La Jamaïque a également attiré un nombre impressionnant de transplantations accidentelles, des vagabonds aléatoires, qui, à l'instar des fruits flottants du Barringtonia, se sont échoués à terre et ont pris racine. Andreas Oberli, qui est arrivé en Jamaïque en 1978, est resté à ce poste. "C'était après Allen et avant Gilbert", a-t-il déclaré, évoquant les événements à la jamaïcaine, en se basant sur leur relation avec des ouragans historiques.

Nous nous dirigions de nouveau vers Kingston en direction d'un autre jardin historique. L'emplacement de Kingston, entre son magnifique port naturel (le plus grand des Caraïbes) et les contreforts de Blue Mountain, devrait en faire l'une des villes les plus remarquables du monde. mais même en cette saison de violente floraison de bougainvillées, la circulation et l'étalement urbain sont submergés, et la plupart des visiteurs regardent avec nostalgie vers les collines où nous nous dirigions. Maintenant, sur la route étroite qui serpente le long de la vallée de la rivière Hope, nous nous sommes retrouvés à naviguer entre piétons, voitures et chèvres. "Jamais en Jamaïque, une voiture n'a heurté une chèvre", déclara Andreas avec défi, alors que les chèvres et leurs enfants sautaient et frôlaient le long des routes escarpées. Peu de temps avant la fin de la route goudronnée, il s’arrêta de nouveau pour indiquer la ligne de crête au-dessus de nous, profilée dans le noir sur un ciel couvert de blanc. Un arbre avec une couronne touffue, comme un goupillon, pourrait tout simplement être discerné, avec des conseils. "Cinchona", dit-il.
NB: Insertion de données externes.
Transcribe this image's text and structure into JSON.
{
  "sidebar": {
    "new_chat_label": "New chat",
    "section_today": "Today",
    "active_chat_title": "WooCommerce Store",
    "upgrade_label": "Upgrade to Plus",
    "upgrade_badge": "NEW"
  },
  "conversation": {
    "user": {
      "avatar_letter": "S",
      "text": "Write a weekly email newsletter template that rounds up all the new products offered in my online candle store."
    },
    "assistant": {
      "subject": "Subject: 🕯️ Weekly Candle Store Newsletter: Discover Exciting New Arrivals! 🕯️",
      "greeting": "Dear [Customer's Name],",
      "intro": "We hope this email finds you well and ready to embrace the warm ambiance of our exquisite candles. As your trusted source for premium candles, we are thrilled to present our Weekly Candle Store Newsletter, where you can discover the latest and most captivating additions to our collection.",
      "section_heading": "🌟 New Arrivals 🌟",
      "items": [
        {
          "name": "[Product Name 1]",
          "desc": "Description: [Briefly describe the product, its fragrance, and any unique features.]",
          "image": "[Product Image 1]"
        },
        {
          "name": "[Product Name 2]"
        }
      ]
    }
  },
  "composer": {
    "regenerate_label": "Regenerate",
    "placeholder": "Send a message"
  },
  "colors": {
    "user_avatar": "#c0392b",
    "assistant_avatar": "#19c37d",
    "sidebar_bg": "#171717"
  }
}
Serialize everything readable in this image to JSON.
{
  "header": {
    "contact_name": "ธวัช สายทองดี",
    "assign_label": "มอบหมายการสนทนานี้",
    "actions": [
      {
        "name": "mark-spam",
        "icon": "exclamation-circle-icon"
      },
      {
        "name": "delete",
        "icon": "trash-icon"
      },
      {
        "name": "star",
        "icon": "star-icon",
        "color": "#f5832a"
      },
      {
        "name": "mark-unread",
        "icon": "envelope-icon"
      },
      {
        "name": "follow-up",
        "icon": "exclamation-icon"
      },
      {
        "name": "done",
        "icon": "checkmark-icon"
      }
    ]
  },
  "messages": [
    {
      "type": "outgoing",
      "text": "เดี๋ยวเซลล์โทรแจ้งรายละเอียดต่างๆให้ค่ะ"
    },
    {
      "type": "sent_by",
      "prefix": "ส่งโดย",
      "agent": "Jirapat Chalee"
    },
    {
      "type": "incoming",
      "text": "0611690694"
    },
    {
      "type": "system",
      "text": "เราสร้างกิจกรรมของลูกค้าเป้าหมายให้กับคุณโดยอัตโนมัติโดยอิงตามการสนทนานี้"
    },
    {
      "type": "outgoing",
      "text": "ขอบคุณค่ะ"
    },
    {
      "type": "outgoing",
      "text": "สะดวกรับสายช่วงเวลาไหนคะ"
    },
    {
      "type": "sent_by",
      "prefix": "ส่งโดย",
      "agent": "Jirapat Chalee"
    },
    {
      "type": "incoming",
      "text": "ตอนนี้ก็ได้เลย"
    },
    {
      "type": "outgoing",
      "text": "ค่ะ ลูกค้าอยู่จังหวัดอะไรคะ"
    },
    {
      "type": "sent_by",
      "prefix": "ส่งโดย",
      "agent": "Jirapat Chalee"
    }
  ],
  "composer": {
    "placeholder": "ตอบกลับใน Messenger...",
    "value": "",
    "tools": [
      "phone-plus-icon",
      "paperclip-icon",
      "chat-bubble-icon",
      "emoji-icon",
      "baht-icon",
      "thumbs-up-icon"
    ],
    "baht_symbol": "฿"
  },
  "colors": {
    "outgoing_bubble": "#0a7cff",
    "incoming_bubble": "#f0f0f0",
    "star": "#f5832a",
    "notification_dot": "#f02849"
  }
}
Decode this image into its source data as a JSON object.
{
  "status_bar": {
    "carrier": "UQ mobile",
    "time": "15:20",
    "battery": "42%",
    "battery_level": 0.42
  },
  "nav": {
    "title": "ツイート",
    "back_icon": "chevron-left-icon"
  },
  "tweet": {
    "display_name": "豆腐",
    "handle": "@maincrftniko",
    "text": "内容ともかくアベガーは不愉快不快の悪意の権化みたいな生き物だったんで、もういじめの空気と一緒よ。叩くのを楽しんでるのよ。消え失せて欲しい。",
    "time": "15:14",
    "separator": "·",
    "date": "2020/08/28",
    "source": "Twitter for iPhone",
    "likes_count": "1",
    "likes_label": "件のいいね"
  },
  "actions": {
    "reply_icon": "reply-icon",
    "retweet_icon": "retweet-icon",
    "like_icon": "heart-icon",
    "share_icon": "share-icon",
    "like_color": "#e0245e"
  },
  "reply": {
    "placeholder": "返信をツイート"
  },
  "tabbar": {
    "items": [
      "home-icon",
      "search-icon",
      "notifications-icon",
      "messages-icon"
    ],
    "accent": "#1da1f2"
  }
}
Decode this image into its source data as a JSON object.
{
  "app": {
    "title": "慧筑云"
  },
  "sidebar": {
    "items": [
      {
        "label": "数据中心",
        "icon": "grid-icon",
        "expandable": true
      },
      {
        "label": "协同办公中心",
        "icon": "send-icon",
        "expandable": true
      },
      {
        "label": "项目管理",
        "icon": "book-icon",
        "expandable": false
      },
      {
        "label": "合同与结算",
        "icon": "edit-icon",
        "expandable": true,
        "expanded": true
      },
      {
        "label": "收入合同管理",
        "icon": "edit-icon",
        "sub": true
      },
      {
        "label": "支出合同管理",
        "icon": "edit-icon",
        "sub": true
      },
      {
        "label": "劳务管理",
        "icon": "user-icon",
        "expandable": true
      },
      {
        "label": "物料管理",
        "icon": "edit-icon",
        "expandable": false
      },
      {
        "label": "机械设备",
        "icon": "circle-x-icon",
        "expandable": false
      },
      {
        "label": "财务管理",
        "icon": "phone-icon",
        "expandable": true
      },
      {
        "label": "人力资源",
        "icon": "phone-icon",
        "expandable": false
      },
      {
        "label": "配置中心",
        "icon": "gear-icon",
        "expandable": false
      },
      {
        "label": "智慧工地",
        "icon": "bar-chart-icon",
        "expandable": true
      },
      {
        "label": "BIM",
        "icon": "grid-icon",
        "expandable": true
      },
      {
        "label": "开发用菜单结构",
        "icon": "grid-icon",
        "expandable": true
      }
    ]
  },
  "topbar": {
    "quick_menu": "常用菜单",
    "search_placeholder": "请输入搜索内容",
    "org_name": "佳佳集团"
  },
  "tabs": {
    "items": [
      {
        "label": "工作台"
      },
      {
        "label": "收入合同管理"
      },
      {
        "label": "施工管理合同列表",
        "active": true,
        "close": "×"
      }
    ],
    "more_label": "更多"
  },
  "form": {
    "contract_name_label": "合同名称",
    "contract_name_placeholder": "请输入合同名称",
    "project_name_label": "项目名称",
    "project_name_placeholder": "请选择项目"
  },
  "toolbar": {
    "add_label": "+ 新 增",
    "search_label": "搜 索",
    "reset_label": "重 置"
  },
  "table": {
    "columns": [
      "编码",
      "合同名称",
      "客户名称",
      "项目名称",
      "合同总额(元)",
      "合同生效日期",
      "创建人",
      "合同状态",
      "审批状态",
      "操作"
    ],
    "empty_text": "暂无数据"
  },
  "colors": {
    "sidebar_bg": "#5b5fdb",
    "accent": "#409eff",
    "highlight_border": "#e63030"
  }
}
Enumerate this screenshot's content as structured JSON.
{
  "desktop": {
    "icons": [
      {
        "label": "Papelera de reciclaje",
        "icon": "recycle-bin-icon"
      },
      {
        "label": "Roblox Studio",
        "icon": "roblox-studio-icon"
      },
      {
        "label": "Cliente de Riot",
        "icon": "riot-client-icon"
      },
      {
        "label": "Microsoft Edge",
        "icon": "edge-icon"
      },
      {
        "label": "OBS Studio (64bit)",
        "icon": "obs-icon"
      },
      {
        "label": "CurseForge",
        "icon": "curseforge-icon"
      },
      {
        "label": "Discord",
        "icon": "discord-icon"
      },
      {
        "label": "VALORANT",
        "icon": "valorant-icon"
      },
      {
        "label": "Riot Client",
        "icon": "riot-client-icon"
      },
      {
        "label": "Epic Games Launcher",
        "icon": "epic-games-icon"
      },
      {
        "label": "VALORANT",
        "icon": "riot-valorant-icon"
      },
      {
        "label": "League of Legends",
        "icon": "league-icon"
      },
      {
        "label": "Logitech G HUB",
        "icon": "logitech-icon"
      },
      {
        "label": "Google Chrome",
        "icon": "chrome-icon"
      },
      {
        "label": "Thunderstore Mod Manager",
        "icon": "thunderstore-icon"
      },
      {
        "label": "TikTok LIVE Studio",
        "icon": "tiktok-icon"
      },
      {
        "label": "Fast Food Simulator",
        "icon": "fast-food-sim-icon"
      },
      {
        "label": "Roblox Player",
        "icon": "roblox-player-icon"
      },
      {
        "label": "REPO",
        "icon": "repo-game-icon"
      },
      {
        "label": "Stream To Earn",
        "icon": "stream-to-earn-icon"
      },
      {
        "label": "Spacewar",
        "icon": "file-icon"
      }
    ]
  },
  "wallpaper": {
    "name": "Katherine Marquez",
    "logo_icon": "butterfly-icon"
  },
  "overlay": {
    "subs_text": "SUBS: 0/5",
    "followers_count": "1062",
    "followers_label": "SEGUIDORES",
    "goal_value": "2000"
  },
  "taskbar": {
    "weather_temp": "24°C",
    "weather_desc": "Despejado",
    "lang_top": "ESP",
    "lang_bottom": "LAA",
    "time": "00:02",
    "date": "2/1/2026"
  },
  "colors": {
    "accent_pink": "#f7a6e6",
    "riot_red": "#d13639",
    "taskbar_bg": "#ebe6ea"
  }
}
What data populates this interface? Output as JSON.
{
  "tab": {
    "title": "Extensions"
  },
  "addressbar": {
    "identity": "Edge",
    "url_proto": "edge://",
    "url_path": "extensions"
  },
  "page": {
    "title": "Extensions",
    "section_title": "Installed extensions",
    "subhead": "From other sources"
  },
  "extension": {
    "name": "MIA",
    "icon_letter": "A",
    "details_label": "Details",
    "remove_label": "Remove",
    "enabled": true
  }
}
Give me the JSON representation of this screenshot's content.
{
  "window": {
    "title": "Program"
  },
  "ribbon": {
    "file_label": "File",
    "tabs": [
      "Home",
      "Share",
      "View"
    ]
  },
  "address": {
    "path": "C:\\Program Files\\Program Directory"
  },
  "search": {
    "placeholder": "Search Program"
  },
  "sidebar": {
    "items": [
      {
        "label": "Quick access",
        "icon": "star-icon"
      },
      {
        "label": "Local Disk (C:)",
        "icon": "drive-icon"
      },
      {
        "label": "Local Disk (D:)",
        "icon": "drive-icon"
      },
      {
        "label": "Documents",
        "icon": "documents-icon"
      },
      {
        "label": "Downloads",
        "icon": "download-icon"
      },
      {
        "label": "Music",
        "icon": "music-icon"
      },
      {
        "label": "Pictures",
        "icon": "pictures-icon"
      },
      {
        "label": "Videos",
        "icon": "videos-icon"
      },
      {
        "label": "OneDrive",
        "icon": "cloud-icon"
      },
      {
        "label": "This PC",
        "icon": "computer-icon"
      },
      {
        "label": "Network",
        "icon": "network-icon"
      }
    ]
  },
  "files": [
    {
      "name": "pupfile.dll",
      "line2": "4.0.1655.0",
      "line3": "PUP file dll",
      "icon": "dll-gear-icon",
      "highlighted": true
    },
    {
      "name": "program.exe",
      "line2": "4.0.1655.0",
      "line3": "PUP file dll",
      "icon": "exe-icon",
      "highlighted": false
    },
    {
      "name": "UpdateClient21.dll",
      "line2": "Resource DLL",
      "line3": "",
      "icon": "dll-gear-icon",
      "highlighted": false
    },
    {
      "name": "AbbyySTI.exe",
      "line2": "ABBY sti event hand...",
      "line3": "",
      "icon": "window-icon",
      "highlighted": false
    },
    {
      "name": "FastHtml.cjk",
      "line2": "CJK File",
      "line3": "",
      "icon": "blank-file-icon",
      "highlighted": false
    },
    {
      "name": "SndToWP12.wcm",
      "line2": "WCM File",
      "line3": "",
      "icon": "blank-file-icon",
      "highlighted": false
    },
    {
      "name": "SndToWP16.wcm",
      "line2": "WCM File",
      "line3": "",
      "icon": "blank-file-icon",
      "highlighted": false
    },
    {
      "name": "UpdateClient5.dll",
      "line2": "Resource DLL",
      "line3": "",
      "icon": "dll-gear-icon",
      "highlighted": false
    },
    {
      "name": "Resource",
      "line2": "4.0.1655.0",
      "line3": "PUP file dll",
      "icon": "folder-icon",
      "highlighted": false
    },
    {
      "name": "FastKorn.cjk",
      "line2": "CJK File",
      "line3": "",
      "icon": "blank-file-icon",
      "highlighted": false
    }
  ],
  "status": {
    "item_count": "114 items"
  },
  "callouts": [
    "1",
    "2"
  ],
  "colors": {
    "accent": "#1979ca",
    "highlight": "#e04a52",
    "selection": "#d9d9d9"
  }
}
Une demi-heure plus tard, notre jeep à quatre roues motrices a fait un bond dans le jardin. Ici, au sommet de l'île, le ciel blanc s'est posé résolument sur nous. Parfois, leur silhouette sombre et nette, parfois confuse, des arbres immenses recouvraient les nuages ​​pressants qui coulaient dans des traînées blanches et des filaments d'où ils sortaient de la vallée. Andreas regarda autour de lui, ravi; les choses étaient en mauvais état. L'herbe était coupée et verte avec la rosée des nuages; les lits de briques surélevés, remplis de vieux favoris - bégonias, géraniums, masses d'hémérocalles - étaient tous bien entretenus. Les lits qu'il avait construits lui-même, entre 1982 et 1986, quand il était surintendant du jardin.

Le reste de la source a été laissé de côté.